I wrote:

>>Obviously you shouldn't rip the code or pull the resources from someone's
>>project without their permission.  That is unethical and illegal if the
>>author hasn't explicitly granted you this permission in his license.  But I
>>cannot agree at all that it is a copyright violation to produce a free
>>work-alike of a popular piece of software -- assuming it was done using
>>"clean room" methods.  That happens all the time, and for good reason. 
>>Free software is good!

Then On 04-Mar-99 Alan Pinstein wrote:

> I don't know exactly what you mean by work-alike, but copying someone's
> interface IS illegal and unethical. Clean-rooming an application usually
> refers to having people that HAVEN'T seen how something works make
> something that does the exact same thing. It is practically impossible that
> a developer who HASN'T seen a UI would have theirs look the same way.
> Besides, a good program had lots of UI planning, and that's part of the
> effort that goes into programming, UI Design. You can't just rip it off...

Huh?!  I mean besides the derogatory "rip off" comment.  The point is that a
UI can't be considered intellectual property any more than the way that a car
dashboard arranges it's indicators.  I don't agree with your definition of
clean-rooming, in that I don't give the UI any special treatment.  If an API
can be clean-roomed and be functionally identical without infringement, then
why can't a UI -- including look-alike icons and similar key combinations and
screen wording?  Assuming of course that they don't screen grab or use any
copyrighted resources (forms, graphics, code).  The parallel being that you
can "see" the API and still have a clean-room implementation of it, just as
you can see the UI and still make up your own resources.

I may not have had this view all of my life, but I am more practical in my
older age.  And as it turns out, I am using systems these days consisting
entirely of work-alike software :)

> I certainly agree that it's great if a freeware author makes an acceptable
> subsitute for a particular application, but it CAN BE DONE WITHOUT
> VIOLATING someone else's intellectual property.  Just because a freeware
> author copies a useful app and doesn't charge his customers doesn't mean
> that he's not financially damaging the original commercial author.

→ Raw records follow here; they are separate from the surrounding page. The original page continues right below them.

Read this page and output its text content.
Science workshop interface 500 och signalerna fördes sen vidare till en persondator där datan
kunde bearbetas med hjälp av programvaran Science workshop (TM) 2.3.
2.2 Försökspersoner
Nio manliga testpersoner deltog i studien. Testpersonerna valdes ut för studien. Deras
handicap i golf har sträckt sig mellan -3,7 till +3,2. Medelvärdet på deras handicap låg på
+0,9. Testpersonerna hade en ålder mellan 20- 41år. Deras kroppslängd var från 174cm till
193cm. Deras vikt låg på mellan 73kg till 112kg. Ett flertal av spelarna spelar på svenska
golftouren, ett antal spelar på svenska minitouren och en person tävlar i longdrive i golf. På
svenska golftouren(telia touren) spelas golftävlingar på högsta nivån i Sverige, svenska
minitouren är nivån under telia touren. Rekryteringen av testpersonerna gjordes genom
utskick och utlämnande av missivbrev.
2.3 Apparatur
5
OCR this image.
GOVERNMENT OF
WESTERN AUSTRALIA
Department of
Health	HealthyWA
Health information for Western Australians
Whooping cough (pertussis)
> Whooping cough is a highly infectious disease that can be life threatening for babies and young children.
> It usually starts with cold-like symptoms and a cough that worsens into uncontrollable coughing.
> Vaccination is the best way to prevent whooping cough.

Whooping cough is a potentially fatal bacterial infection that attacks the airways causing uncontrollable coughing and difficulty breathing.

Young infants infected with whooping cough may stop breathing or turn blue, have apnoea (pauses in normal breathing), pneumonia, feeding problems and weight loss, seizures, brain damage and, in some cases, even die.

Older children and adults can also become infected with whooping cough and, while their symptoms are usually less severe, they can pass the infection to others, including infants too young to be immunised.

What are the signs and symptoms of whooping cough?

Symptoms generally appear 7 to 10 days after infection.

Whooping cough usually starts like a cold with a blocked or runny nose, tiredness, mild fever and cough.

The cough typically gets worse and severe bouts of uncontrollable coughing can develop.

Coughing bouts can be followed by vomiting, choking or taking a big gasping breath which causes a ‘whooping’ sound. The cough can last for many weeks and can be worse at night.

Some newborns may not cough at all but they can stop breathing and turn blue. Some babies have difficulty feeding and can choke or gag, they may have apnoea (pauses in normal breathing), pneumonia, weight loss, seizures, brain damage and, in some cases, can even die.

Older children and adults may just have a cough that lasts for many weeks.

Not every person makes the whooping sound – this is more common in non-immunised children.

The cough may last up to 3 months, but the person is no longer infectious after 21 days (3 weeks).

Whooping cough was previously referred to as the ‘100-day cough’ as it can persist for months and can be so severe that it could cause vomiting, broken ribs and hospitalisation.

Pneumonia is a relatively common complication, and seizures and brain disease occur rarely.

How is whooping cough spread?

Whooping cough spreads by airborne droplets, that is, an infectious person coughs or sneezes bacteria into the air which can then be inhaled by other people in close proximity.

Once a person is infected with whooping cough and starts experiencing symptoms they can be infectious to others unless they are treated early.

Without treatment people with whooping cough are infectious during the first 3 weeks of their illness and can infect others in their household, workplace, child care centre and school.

There is obviously a financial damage argument.  But free software isn't just
software that is dumped at $0.  It's a gift to a community, and to that end
why is the author to be held 'financially' responsible for causing a
commercial author's grief.. when the free software author isn't after
financial gain or even necessarily interested in the use of monetary exchange
for software.  A crude example (one that popped into my evil head); that is
like prostitutes suing housewives because they are hurting their business.